If this is true, then for a lot of CFOs climate issues are coming to the forefront of their attention really quickly. It’s a big shift over just the past few years, from my perspective. However, I can guarantee that many of theses CFOs don’t really know what to do about it yet.

This is where clean energy entrepreneurs may now be able to tout their solutions’ positive climate impacts more loudly, in order to help the CFO make it a priority. Instead of a pitch summarized as “We will save you 15% on your energy bill,” perhaps it’s finally time for a pitch more along the lines of “We will save you money by reducing your carbon impact.”

If the CFOs are under this pressure to include climate impacts and risks in their governance, they’re going to soon be tracking corporate carbon emissions, if they’re not already, and this will include emissions reduction targets. Where applicable, this would mean making the carbon emissions reductions specific and explicit: “By adopting this solution, your firm will reduce carbon emissions by [X] tons per year.” If your solution helps make a tangible and quantifiable impact toward meeting their climate goals, perhaps now that will help it get more attention. And even if the customer hasn’t stated specific emissions reduction goals yet, just the story-telling benefits themselves may help elevate the sale for the CFO.
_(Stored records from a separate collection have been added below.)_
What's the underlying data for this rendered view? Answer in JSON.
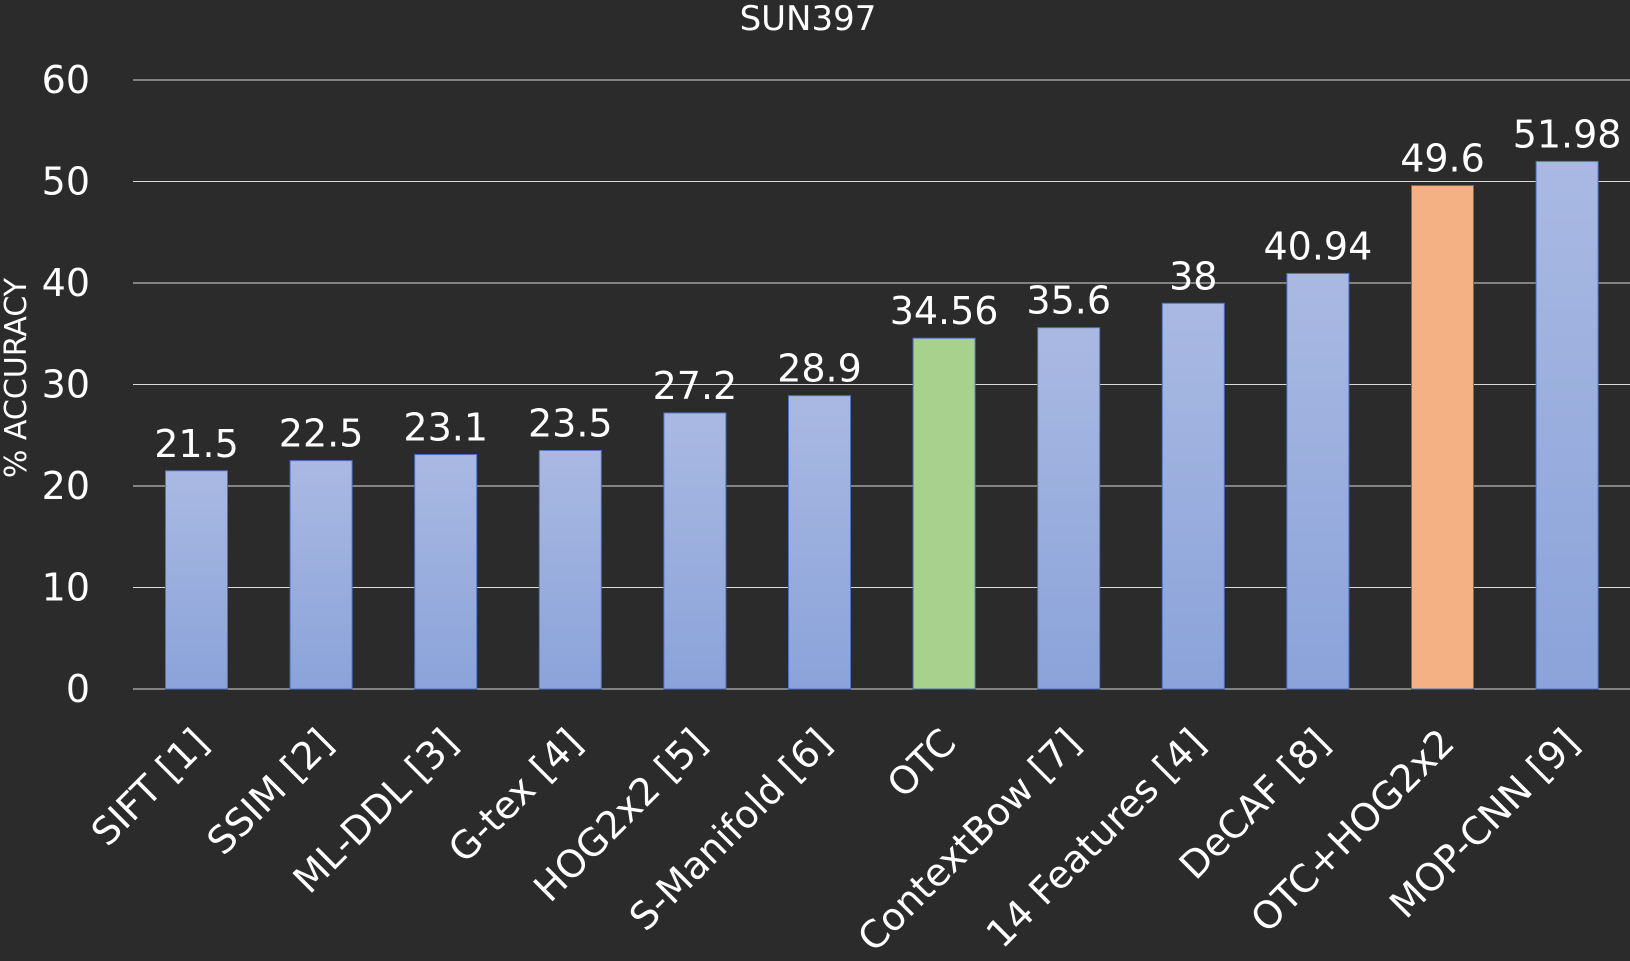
{
  "chart_data": {
    "type": "bar",
    "title": "SUN397",
    "xlabel": "",
    "ylabel": "% ACCURACY",
    "ylim": [
      0,
      60
    ],
    "yticks": [
      0,
      10,
      20,
      30,
      40,
      50,
      60
    ],
    "grid": true,
    "legend": "none",
    "categories": [
      "SIFT [1]",
      "SSIM [2]",
      "ML-DDL [3]",
      "G-tex [4]",
      "HOG2x2 [5]",
      "S-Manifold [6]",
      "OTC",
      "ContextBow [7]",
      "14 Features [4]",
      "DeCAF [8]",
      "OTC+HOG2x2",
      "MOP-CNN [9]"
    ],
    "values": [
      21.5,
      22.5,
      23.1,
      23.5,
      27.2,
      28.9,
      34.56,
      35.6,
      38,
      40.94,
      49.6,
      51.98
    ],
    "value_labels": [
      "21.5",
      "22.5",
      "23.1",
      "23.5",
      "27.2",
      "28.9",
      "34.56",
      "35.6",
      "38",
      "40.94",
      "49.6",
      "51.98"
    ],
    "colors": {
      "default_top": "#a9b9e2",
      "default_bottom": "#8ba3da",
      "highlight_green": "#a9d18e",
      "highlight_orange": "#f4b183",
      "bar_edge": "#4f72c4",
      "grid": "#d9d9d9",
      "text": "#ffffff",
      "background": "#2b2b2b"
    },
    "bar_colors": [
      "default",
      "default",
      "default",
      "default",
      "default",
      "default",
      "green",
      "default",
      "default",
      "default",
      "orange",
      "default"
    ]
  }
}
From an investor standpoint, this kind of shift in the C-suite at business customers is also a strong signal that we may be on the verge of an inflection point. Just as is being seen with corporate purchases of renewable energy, perhaps we’re on the cusp of a big uptake in corporate energy efficiency purchases as well, since those can often have significant and quick carbon emissions reductions impacts. Particularly as new capital models are increasingly enabling such purchases to be made with no money down, via third party financing, which should just further grease the skids. As an investor I’m actively looking at such opportunities, myself.

So perhaps it’s time for clean energy entrepreneurs to adjust their sales pitches to more strongly emphasize the climate impacts of their solutions just as much as the actual economic benefits for their customers.